We did not try to resolve his emotions. Instead, we focused on one small, realistic step that aligned with how he wished to move forward.
He nodded.
“I will sincerely consider what you have suggested,” he said. “I will meet with you again during my chemotherapy visits.”
While we worked with Mr. A, our psychologist also supported his mother, who was struggling with role reversal and feelings of helplessness. The focus was on helping her remain emotionally connected without interpreting his withdrawal as rejection, and on supporting him without becoming overprotective.

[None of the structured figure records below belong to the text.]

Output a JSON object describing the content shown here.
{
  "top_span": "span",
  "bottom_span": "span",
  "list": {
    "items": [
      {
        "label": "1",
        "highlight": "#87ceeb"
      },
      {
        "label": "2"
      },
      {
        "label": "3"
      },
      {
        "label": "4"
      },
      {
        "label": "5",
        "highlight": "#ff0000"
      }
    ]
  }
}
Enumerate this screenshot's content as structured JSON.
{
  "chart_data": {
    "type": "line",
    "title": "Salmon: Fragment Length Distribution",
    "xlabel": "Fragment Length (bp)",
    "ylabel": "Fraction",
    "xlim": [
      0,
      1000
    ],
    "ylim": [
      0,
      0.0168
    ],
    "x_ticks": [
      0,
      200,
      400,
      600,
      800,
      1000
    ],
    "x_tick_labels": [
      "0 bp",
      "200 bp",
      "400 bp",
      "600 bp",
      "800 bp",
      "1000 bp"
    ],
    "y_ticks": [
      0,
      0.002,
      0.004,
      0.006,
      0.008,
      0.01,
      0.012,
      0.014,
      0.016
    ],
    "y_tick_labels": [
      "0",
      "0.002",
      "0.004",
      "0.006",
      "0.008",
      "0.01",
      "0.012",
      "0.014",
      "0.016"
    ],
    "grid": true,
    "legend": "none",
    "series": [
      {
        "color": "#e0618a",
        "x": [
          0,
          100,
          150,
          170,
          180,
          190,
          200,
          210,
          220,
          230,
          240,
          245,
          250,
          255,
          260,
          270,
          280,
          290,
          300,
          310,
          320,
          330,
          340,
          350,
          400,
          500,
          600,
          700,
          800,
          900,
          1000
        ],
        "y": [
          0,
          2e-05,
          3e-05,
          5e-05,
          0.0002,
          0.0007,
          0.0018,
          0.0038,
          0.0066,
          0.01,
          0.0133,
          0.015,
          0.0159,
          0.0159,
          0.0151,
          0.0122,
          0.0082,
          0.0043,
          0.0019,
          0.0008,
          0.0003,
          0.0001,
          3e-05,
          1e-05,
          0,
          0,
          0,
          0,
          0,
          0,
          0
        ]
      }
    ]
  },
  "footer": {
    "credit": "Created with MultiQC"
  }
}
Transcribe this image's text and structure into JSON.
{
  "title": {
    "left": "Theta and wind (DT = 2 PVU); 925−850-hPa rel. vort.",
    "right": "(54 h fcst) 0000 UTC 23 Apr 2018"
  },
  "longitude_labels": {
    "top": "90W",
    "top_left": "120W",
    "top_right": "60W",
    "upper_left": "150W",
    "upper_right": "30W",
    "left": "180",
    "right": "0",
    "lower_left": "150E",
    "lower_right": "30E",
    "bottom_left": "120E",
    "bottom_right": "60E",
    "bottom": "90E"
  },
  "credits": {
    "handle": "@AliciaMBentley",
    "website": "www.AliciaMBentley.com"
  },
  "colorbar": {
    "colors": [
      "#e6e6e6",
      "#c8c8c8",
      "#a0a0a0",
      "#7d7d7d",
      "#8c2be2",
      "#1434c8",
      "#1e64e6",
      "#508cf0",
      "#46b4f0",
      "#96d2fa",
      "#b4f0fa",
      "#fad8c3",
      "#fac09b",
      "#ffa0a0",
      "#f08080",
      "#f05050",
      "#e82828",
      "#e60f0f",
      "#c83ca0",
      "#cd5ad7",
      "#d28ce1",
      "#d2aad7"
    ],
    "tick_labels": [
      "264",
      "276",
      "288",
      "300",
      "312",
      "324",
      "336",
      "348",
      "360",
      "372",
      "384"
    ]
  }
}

Before leaving, she said quietly, “I see a little confidence in him today. I haven’t seen this in months.”
What stayed with me was not only what he said, but how he said it. When he said, “I miss my life,” I initially heard a wish for recovery.
Looking back, I realized he was also mourning something more immediate:
His independence.
His professional identity.
His friendships.
The future he had imagined before cancer intervened.
Cancer threatened his survival, but treatment distanced him from himself. The very process intended to help him often felt like another obstacle between who he was and who he hoped to become again.
As clinicians, we often focus on prolonging life and sequencing treatment across lines of therapy. Patients, meanwhile, are often trying to understand what their disease means for their lives.
In young adults, suffering is not always expressed through physical symptoms. Sometimes, it emerges through interrupted plans, altered roles, and the unsettling realization that life is no longer unfolding as expected. Such conversations should not remain incidental or be confined to end-of-life care.
Scales and scores have their place, but they cannot fully capture what patients and families live through. Doing so requires openness, presence, and nonjudgmental listening. It begins with a willingness to stay with people as they grapple with questions for which no textbook, guideline, or investigation can provide complete answers.
Before patients can imagine a way forward, they may first need someone willing to acknowledge what they are grieving. The loss is not only physical. It is personal, social, and deeply felt.
That day, we did not give him answers.
We listened.
We stayed with him in the uncertainty.
Dr. Pothamsetty is a Radiation Oncologist and Consultant of Palliative Medicine, leading the institutional palliative care service within the Department of Medical Oncology at Meenakshi Mission Hospital and Research Centre (MMHRC), Madurai, Tamil Nadu, India.